Feeling Seth’s gaze burning into her back from where he stood at the fence, she ducked under the tape Linc lifted for her, and they went into the graveyard.

“I’m sorry I didn’t get here sooner,” Jack told Ray-Lynn as he pulled her into the inside back entry to the restaurant, despite the fact she’d just seated a party of six during the lunch rush. “I ran into complications.”

“I guess you did. If she’s come back to haunt you, she missed Halloween.”

“I didn’t mean her. Something about the graveyard case with Agent Armstrong. Ray-Lynn, why didn’t you answer your phone last night after you drove away? Or come to the door of your house when I knocked on it? Considering how you ran out, I didn’t want to just use my key—which I’d left at my house, anyway.”

“Where did she stay last night?”

“Not with me. I got her settled in at Amanda Stutzman’s B and B.”

“Oh, great! Just great. So she’s living within walking distance of my house! You told me once she worked as a hostess in this restaurant. Don’t you dare ask me to give her a job here, I don’t care if you do own fifty percent of it now! You said she used her salary to help pay for your house and the decor, so I supposed you’re thinking she still owns half of that. When she took off, you never paid her back because she didn’t want your money, right? Bet she thinks that house is still half hers and you’re all hers, because it kind of looked that way last night!”

“Would you calm down? I’ll work it out. I just didn’t want you to be upset.”

“I’m not upset. I’m way beyond that.”

“I want us to talk this out, but I’ve got obligations right now, you know that, and you’ve always understood that. You gotta trust me on this.”

“I do—to help solve the graveyard shootings. The other …” She shrugged and fought to keep from bursting into tears. “I’ve got people waiting, Jack, and you do, too. Duty calls, as they say. Does she—does she intend to stay?”

He shrugged, then nodded. “So she says. Got fed up with a shallow life in Vegas, she said, and—”

“Las Vegas? She’s been in Las Vegas and now wants to come back to Homestead, Ohio, in Amish country? Jack, she may look like a million bucks, but she’s probably just broke or running from something!”
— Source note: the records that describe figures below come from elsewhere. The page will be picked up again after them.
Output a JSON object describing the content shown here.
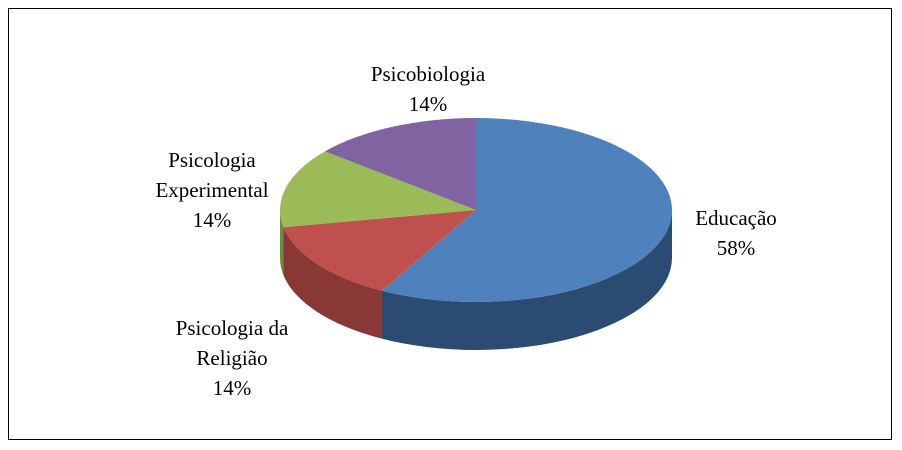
{
  "chart_data": {
    "type": "pie3d",
    "categories": [
      "Educação",
      "Psicologia da Religião",
      "Psicologia Experimental",
      "Psicobiologia"
    ],
    "values": [
      58,
      14,
      14,
      14
    ],
    "value_labels": [
      "58%",
      "14%",
      "14%",
      "14%"
    ],
    "colors": [
      "#4f81bd",
      "#c0504d",
      "#9bbb59",
      "#8064a2"
    ],
    "side_colors": [
      "#2b4b72",
      "#8a3836",
      "#6f8a3c",
      "#5b4676"
    ]
  }
}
“From mistakes, she says.”

“Did you tell her about us?”

“Of course I did. Told her not to apply for a job here or even to come in, but she said it’s a free country.”
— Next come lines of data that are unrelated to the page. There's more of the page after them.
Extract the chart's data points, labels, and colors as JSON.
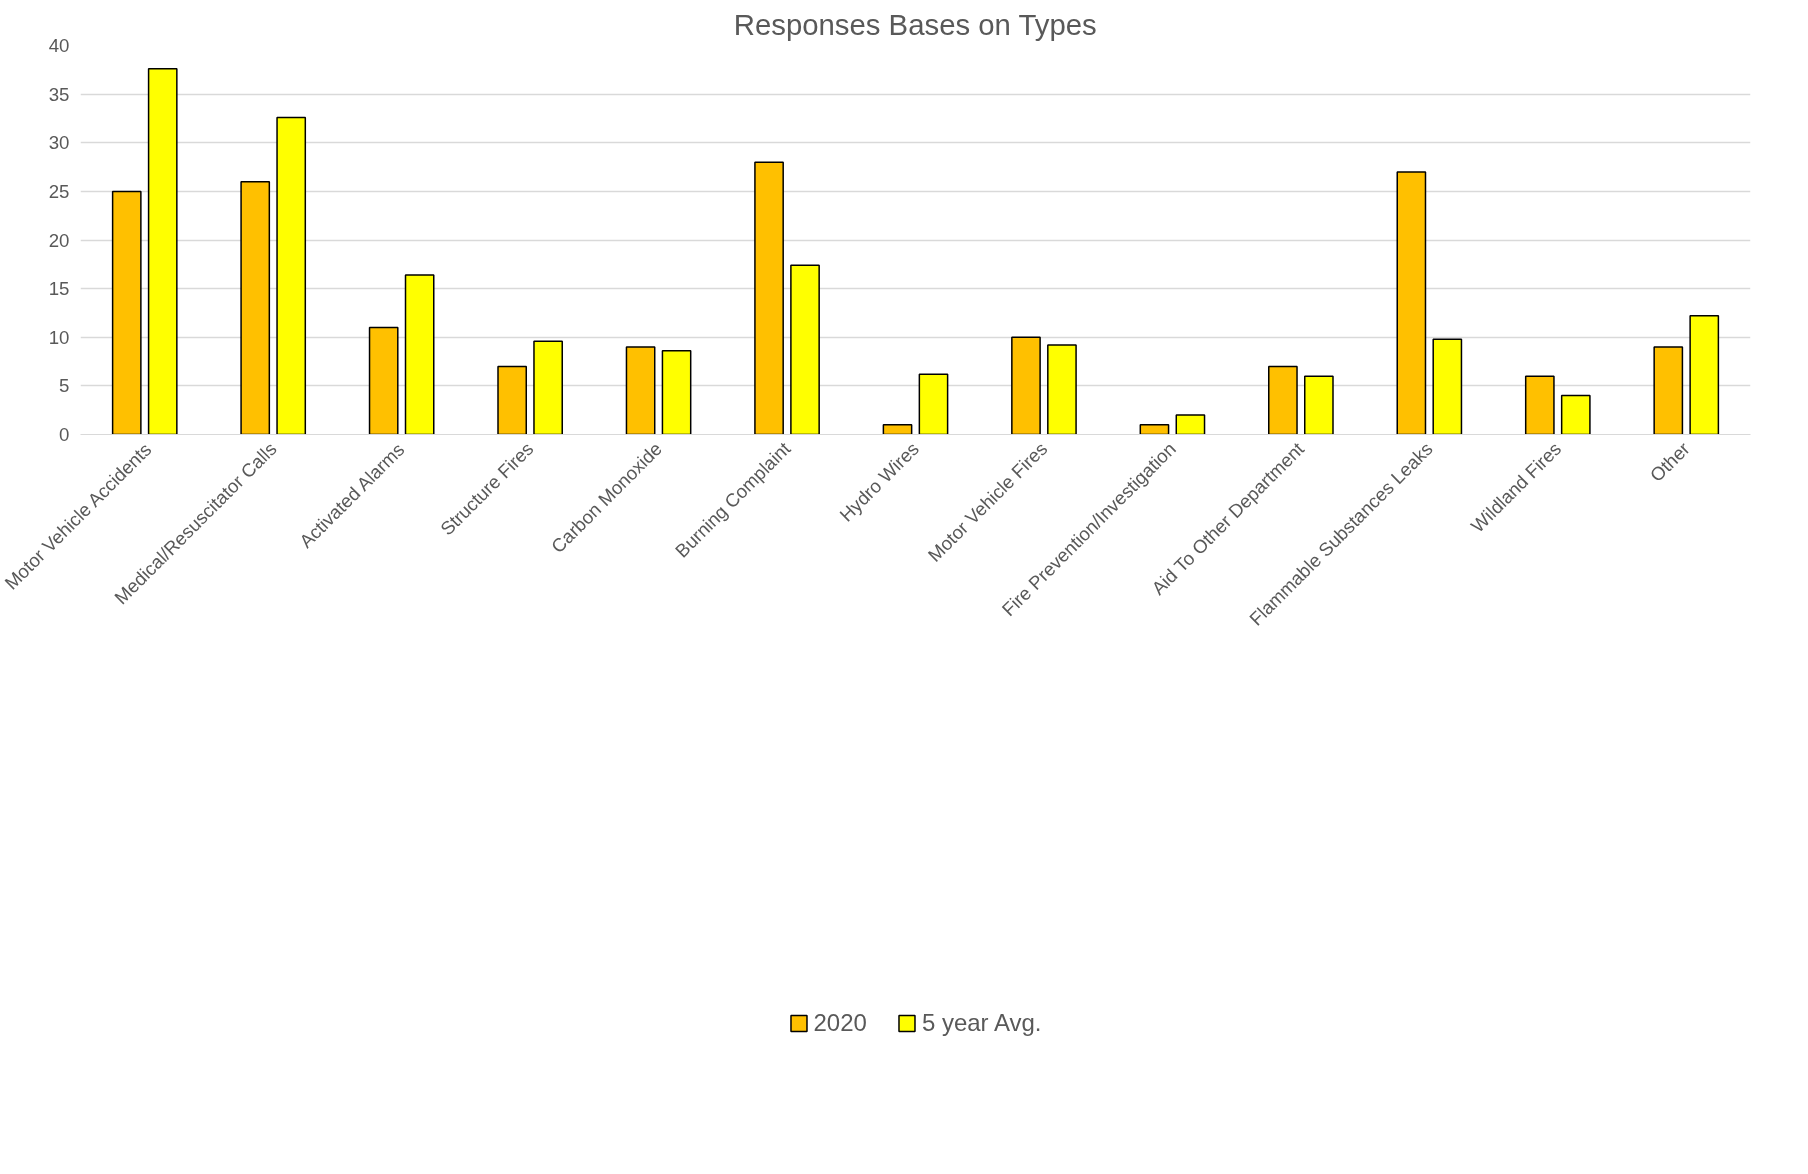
{
  "chart_data": {
    "type": "bar",
    "title": "Responses Bases on Types",
    "categories": [
      "Motor Vehicle Accidents",
      "Medical/Resuscitator Calls",
      "Activated Alarms",
      "Structure Fires",
      "Carbon Monoxide",
      "Burning Complaint",
      "Hydro Wires",
      "Motor Vehicle Fires",
      "Fire Prevention/Investigation",
      "Aid To Other Department",
      "Flammable Substances Leaks",
      "Wildland Fires",
      "Other"
    ],
    "series": [
      {
        "name": "2020",
        "color": "#ffc000",
        "values": [
          25,
          26,
          11,
          7,
          9,
          28,
          1,
          10,
          1,
          7,
          27,
          6,
          9
        ]
      },
      {
        "name": "5 year Avg.",
        "color": "#ffff00",
        "values": [
          37.6,
          32.6,
          16.4,
          9.6,
          8.6,
          17.4,
          6.2,
          9.2,
          2,
          6,
          9.8,
          4,
          12.2
        ]
      }
    ],
    "ylim": [
      0,
      40
    ],
    "yticks": [
      0,
      5,
      10,
      15,
      20,
      25,
      30,
      35,
      40
    ],
    "grid": "y",
    "legend": "bottom"
  }
}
Ray-Lynn slapped the extra menus she still held to her chest down on the pile of cartons. “You can’t handle her, can you? But you want to, don’t you—handle her, real up close and personal? You never got over her, did you?”

“Damn it, Ray-Lynn, just give me some time!”

“Oh, I will. Lots. Now, I’ve got a restaurant to run and a life to live, so excuse me,” she said, and grabbed the menus. She darted past him back into the restaurant proper, put the stack of menus by the cash register and went into the ladies’ room, the two stalls of which were blessedly empty.

With stiff arms, she steadied herself against the washbasin, afraid to look at herself in the mirror. She wanted to throw things, to break the mirror, just shatter it and scream. But she ran cold water and dabbed it under her eyes, then went back out and stood near the front door with a smile pasted on her face. The sign over the front door, the one she’d been so proud of, that her very own Amish artist, Sarah Kauffman, had painted so beautifully, really riled her now: Southern Hospitality and Amish Cooking—Y’all Come Back, Danki.

No way in all of God’s creation could she be glad Lily Freeman had come back.